Yesterday, the assets being commoditized – audience, data, inventory – were the byproduct of digital media. Capturing email addresses requires proactive efforts that increase the value of that asset to a higher level.

Just think of the huge cost and commitment in building user trust, developing registration, login, subscription, membership strategies and the marketing, communication and technical infrastructures supporting them. What I called the “funnel of trust” in one of my last columns is not something you build overnight.

Publishers are now expected to go through all that extra effort, just to hand over that hard-earned email and user trust “for the greater good” of a system whose dynamics have battered media owners for more than 10 years. Swapping ID systems won’t change that dynamic.

Let’s not accuse ad tech, though, for presenting publishers with this option. They are driving their own agendas and trying to guarantee a future for their companies. The core contradiction happens within the publishers themselves.

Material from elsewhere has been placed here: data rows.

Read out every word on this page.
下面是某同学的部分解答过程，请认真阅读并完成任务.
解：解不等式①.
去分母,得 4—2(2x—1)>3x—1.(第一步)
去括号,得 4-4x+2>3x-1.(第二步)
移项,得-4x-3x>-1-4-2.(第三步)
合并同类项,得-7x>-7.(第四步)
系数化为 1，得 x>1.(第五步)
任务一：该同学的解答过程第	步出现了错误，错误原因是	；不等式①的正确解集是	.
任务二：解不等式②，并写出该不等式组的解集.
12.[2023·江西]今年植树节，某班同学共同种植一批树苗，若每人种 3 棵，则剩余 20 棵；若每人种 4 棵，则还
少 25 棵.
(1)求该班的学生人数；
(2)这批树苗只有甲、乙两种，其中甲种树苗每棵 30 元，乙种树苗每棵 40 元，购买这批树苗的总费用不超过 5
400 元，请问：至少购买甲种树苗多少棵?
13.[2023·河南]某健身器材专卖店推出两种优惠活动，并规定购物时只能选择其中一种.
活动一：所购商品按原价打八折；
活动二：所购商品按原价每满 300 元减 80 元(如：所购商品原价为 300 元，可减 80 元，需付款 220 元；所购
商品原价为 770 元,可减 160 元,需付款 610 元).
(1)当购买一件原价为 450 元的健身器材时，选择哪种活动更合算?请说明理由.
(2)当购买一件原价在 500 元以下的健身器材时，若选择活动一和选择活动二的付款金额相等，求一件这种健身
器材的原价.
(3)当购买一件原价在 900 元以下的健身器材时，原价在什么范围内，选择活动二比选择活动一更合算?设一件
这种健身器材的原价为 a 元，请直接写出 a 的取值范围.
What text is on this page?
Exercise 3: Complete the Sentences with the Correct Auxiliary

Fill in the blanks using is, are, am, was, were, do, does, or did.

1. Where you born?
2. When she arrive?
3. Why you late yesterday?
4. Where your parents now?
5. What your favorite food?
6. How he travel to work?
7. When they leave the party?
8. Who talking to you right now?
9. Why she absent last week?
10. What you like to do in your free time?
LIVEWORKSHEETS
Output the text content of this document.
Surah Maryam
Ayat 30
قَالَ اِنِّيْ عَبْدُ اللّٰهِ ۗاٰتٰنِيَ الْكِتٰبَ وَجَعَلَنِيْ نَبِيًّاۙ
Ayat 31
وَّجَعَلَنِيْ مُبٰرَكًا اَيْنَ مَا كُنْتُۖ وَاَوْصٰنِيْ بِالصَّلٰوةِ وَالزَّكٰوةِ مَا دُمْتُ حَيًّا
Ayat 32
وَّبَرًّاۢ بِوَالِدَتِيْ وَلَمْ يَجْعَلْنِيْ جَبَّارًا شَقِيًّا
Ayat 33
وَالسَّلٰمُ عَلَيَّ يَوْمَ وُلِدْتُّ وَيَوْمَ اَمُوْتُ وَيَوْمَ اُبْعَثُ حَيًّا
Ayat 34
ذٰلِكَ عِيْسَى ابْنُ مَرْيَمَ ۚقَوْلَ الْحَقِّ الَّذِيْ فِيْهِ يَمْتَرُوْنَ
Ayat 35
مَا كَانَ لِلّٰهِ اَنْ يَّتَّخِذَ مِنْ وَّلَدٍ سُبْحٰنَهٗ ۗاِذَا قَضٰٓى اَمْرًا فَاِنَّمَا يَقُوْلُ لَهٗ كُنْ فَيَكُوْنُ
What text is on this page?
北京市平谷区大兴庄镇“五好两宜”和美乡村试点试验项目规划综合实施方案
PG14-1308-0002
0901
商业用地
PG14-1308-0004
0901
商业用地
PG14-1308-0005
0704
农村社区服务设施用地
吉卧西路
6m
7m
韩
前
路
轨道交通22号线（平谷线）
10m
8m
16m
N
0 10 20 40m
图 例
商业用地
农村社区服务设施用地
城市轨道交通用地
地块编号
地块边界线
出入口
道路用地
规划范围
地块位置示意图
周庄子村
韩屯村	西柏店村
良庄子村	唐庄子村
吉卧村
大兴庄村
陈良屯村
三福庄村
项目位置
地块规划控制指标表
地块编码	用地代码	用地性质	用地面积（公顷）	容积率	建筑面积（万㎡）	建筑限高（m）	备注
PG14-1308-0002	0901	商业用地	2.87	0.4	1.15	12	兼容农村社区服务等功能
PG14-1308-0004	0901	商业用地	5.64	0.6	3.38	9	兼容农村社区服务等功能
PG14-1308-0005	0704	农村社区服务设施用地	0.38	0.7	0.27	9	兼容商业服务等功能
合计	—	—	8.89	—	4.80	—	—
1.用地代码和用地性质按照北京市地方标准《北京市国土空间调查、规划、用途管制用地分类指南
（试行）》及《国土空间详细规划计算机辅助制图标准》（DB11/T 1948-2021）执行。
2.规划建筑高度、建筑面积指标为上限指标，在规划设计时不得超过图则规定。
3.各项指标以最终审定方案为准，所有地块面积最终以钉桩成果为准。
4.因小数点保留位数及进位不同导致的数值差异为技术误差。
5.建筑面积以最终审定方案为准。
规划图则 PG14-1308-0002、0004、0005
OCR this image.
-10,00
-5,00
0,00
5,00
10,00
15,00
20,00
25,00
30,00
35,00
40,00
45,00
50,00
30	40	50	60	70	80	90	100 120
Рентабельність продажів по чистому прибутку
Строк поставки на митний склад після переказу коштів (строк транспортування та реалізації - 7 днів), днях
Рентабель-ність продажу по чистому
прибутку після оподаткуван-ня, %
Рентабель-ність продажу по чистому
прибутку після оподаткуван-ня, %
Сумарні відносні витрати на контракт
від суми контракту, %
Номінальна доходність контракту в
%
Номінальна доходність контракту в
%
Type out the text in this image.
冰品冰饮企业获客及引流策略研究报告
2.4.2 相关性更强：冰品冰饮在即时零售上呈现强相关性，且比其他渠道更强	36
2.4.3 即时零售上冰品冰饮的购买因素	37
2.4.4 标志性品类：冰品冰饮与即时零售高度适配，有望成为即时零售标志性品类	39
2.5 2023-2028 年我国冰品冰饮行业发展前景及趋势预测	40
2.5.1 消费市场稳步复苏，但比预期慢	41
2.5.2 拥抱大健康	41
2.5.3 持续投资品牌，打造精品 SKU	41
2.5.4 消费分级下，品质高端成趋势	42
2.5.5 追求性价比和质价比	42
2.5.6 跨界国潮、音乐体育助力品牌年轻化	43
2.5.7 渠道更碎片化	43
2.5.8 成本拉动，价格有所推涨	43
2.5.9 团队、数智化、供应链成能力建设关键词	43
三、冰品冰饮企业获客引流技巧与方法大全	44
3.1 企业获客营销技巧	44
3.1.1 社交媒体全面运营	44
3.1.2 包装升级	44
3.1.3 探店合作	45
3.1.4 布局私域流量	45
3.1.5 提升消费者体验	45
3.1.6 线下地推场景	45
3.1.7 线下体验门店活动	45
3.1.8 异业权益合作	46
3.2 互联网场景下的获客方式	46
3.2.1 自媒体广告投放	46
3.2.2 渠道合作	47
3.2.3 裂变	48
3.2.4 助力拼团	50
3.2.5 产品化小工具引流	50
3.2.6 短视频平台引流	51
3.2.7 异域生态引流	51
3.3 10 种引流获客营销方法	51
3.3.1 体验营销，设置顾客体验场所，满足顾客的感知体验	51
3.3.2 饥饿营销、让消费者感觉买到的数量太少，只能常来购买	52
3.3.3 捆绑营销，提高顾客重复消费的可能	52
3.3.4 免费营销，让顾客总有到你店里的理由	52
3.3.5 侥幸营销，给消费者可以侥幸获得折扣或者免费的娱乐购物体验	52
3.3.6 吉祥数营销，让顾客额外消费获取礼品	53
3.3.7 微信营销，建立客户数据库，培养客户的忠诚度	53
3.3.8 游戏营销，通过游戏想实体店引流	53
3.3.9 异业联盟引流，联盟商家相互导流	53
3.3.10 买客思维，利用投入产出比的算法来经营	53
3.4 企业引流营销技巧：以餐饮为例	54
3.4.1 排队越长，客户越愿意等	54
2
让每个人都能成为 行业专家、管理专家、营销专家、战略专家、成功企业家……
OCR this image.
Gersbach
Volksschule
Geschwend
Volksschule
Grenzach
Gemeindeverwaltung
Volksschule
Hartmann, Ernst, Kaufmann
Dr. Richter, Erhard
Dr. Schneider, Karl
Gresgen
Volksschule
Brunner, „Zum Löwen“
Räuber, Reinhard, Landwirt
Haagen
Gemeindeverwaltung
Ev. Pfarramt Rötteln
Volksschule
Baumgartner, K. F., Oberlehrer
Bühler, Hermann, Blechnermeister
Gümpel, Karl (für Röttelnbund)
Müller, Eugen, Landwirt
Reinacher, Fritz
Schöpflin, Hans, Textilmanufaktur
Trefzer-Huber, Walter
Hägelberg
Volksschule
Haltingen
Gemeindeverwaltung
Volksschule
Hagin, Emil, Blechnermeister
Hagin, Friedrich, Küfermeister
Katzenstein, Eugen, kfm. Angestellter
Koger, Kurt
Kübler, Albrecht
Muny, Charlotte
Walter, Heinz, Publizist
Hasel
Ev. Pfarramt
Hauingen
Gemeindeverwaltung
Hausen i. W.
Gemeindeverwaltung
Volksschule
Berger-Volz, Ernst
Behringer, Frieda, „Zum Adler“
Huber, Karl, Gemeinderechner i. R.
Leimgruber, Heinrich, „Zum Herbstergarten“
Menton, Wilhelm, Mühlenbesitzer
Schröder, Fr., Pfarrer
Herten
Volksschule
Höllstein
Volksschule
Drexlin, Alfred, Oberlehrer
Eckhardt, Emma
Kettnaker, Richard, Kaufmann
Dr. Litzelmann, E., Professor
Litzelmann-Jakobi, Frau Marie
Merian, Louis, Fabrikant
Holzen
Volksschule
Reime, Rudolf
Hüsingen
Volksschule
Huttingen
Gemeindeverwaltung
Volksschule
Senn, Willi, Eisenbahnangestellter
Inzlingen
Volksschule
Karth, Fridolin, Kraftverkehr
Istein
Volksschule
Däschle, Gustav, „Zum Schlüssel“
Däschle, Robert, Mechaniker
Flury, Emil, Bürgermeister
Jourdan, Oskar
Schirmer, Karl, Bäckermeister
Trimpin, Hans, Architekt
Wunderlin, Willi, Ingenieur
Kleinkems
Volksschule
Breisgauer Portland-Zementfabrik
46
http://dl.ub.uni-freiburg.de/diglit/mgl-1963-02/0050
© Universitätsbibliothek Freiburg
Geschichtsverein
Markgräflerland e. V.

While the marketing, editorial and technology teams work hard to diversify media monetization channels and try to increase subscriptions in a very user-centric way, the advertising teams are risking to offset those efforts and, ultimately, to be guilty of the mother of all sins: betraying the user’s trust.  Once again, the audience is pulled in opposite directions by two forces theoretically sharing the same goals.

Progress doesn’t happen in a straight line: I am strongly optimistic about the future of media, but also seriously worried about the lack of coordination across the different areas in a media owner’s organization. Without consistency, the tunnel vision of certain departments could create long-lasting external damage and diminish revenue potential.

What will happen to identity without sharing back hard-won email addresses?

Starting with the integrity of a truthful, honest engagement between the individual user and the media owner, the topic can be approached and rethought within the boundaries of a one-to-one (if the publisher is big enough) or one-to-a-trusted-few (i.e. a media alliance) kind of relationship.

The future of media revenue is an audience-centric set of harmonized streams. It’s not a contradictory clash of disjointed initiatives.